Well I'm about to experiment on you, my dear blog readers.
Amusingly, I'm pretty sure that doesn’t surprise any of you :D.
So a quick summary of the history of "Vala's
Story" for my new readers who haven't gotten this story yet:
I wrote the very 1st of
draft of the story as a birthday gift for my dom Tom, who I was involved with
before my current Master of 13-ish years. What I had maybe lasted across
"Out of the Night: Book One" and part of "Gates of the Garden:
Book Two." Somewhere in the time of that relationship ending and begging
my Master's collar, that bday gift morphed into Vala's training with 16 weeks
of training planned by The Queen. At the moment, this has been realized in 9
planned novels, "Night" being the only published yet.
Now as to what those 9 books are- I had thought series. In
talking with one beta reader, I'd discussed a lot about making proper
cliff-hanger endings and if the books were true "series novels," able
to stand on their own. In reading Patricia Logan's "Masters' Boys" series, including her 7th book
"Secrets" as well as talking to her, I seriously started to re-think
this notion. I believe what I have is really a "serial" like her
"Master's Boys." Sure it's possible to read books after "Out of
the Night: Book One," but there's plenty you won't understand, won't enjoy
as much. Of course, working with another beta reader will be changed by this.
So now, I'm inviting Patricia and my beta reader, Annikka,
to add their thoughts.
Patricia says:
Here’s my two cents to add to Joelle’s. When I started
writing the Master’s Boys, I knew that there would be six books. I had them
somewhat outlined and I knew that they’d all tie up neatly with little bows.
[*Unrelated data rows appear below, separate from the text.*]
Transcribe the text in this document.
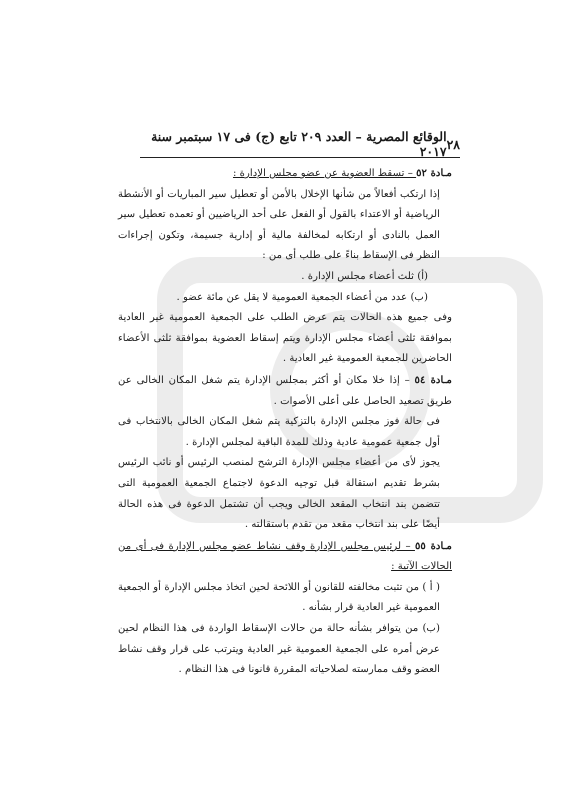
٢٨
الوقائع المصرية – العدد ٢٠٩ تابع (ج) فى ١٧ سبتمبر سنة ٢٠١٧

مـادة ٥٢ – تسقط العضوية عن عضو مجلس الإدارة :

إذا ارتكب أفعالاً من شأنها الإخلال بالأمن أو تعطيل سير المباريات أو الأنشطة الرياضية أو الاعتداء بالقول أو الفعل على أحد الرياضيين أو تعمده تعطيل سير العمل بالنادى أو ارتكابه لمخالفة مالية أو إدارية جسيمة، وتكون إجراءات النظر فى الإسقاط بناءً على طلب أى من :

(أ) ثلث أعضاء مجلس الإدارة .

(ب) عدد من أعضاء الجمعية العمومية لا يقل عن مائة عضو .

وفى جميع هذه الحالات يتم عرض الطلب على الجمعية العمومية غير العادية بموافقة ثلثى أعضاء مجلس الإدارة ويتم إسقاط العضوية بموافقة ثلثى الأعضاء الحاضرين للجمعية العمومية غير العادية .

مـادة ٥٤ – إذا خلا مكان أو أكثر بمجلس الإدارة يتم شغل المكان الخالى عن طريق تصعيد الحاصل على أعلى الأصوات .

فى حالة فوز مجلس الإدارة بالتزكية يتم شغل المكان الخالى بالانتخاب فى أول جمعية عمومية عادية وذلك للمدة الباقية لمجلس الإدارة .

يجوز لأى من أعضاء مجلس الإدارة الترشح لمنصب الرئيس أو نائب الرئيس بشرط تقديم استقالة قبل توجيه الدعوة لاجتماع الجمعية العمومية التى تتضمن بند انتخاب المقعد الخالى ويجب أن تشتمل الدعوة فى هذه الحالة أيضًا على بند انتخاب مقعد من تقدم باستقالته .

مـادة ٥٥ – لرئيس مجلس الإدارة وقف نشاط عضو مجلس الإدارة فى أى من الحالات الآتية :

( أ ) من تثبت مخالفته للقانون أو اللائحة لحين اتخاذ مجلس الإدارة أو الجمعية العمومية غير العادية قرار بشأنه .

(ب) من يتوافر بشأنه حالة من حالات الإسقاط الواردة فى هذا النظام لحين عرض أمره على الجمعية العمومية غير العادية ويترتب على قرار وقف نشاط العضو وقف ممارسته لصلاحياته المقررة قانونا فى هذا النظام .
It’s just how I do things. I do write series, but each has their own happy
ending and each can be read as a stand alone, though they are more enjoyable if
you read them in order, in my humble opinion. This is because characters from
the previous books appear in the later books so the reading experience is
enhanced when you read them in order.
I had no intention of writing the Master’s Boys as a
serial but when I was discussing the main character Trick in the first book, by
the same name, with my best friend Jeff, he told me that I shouldn’t give him a
happy ending. He told me to leave a cliff hanger, “will Trick ever find
happiness?” The thought was absurd to me. I’d never done such a thing. The
closest I could ever imagine was a book that GA Hauser wrote where she gave two
characters a happy ending and then had them cheat and break up in a future
book. I was so pissed I threw the Kindle across the room. I couldn’t do that to
my readers.
Well, in the Master’s Boys, I did just that. I left Trick
without his HEA (Happily ever after) and left it as a HFN (Happy for now) book.
Boy did I get slammed for it in the reviews. I’m used to getting my fluffy
reviews, praising the love that they found… but NO, people were pissed that I
didn’t wake Phoenix’s ass up and have him down on one knee, proposing to Trick.
One of my favorite readers, a man that gives me nothing but 5 star reviews on
every book, left me a 4 star and titled it, “where’s the rest?” That shook me
to the core.
Now, finished with the series, I have found that it is my
best selling series/serial ever! After book two, people got it. They still
lamented poor Trick’s fate throughout the books but eventually, they got it and
sales began to shoot skyward. I loved the response to the serial and I intend
on writing the new one, Invitation Only, exactly the same way but in the
opposite. Instead of having a heartbreaking hero that FINALLY gets his man in
the last book, I will have a bad boy who people will start out hating and grow
to love by book six. Another experiment. We’ll see. It worked for me once.
Maybe I can catch the golden goose twice.
And this is Annikka's beloved Reidar- whose antics amuse me as I'm struggling through one thing or another with Vala's Story. |
Annikka says:
I was first introduced to Vala's story with “Out of the
Night”. I had no idea what I was getting myself into when I read it. I was just
offering a different set of eyes, one coming from someone who has no experience
in BDSM or any real knowledge of that world. I wanted to see if I could get
into the story.
I must say that I'm up to reading book 5 now and I'm not
at all stopped by the fact that Vala doesn't get her HEA in every book. I love
the build up of the suspense that you find as you read each book, learning more
as you go about Vala, the other slaves, and their dynamic with The Queen. It's
not your traditional erotica/erotic romance, that's for sure. And it shouldn't
be treated as one. Vala's story is dynamic, fluid, and the writing needs to be
able to shift and flow accordingly. Trying to write it as a classic series
would seriously damage the structure of the stories.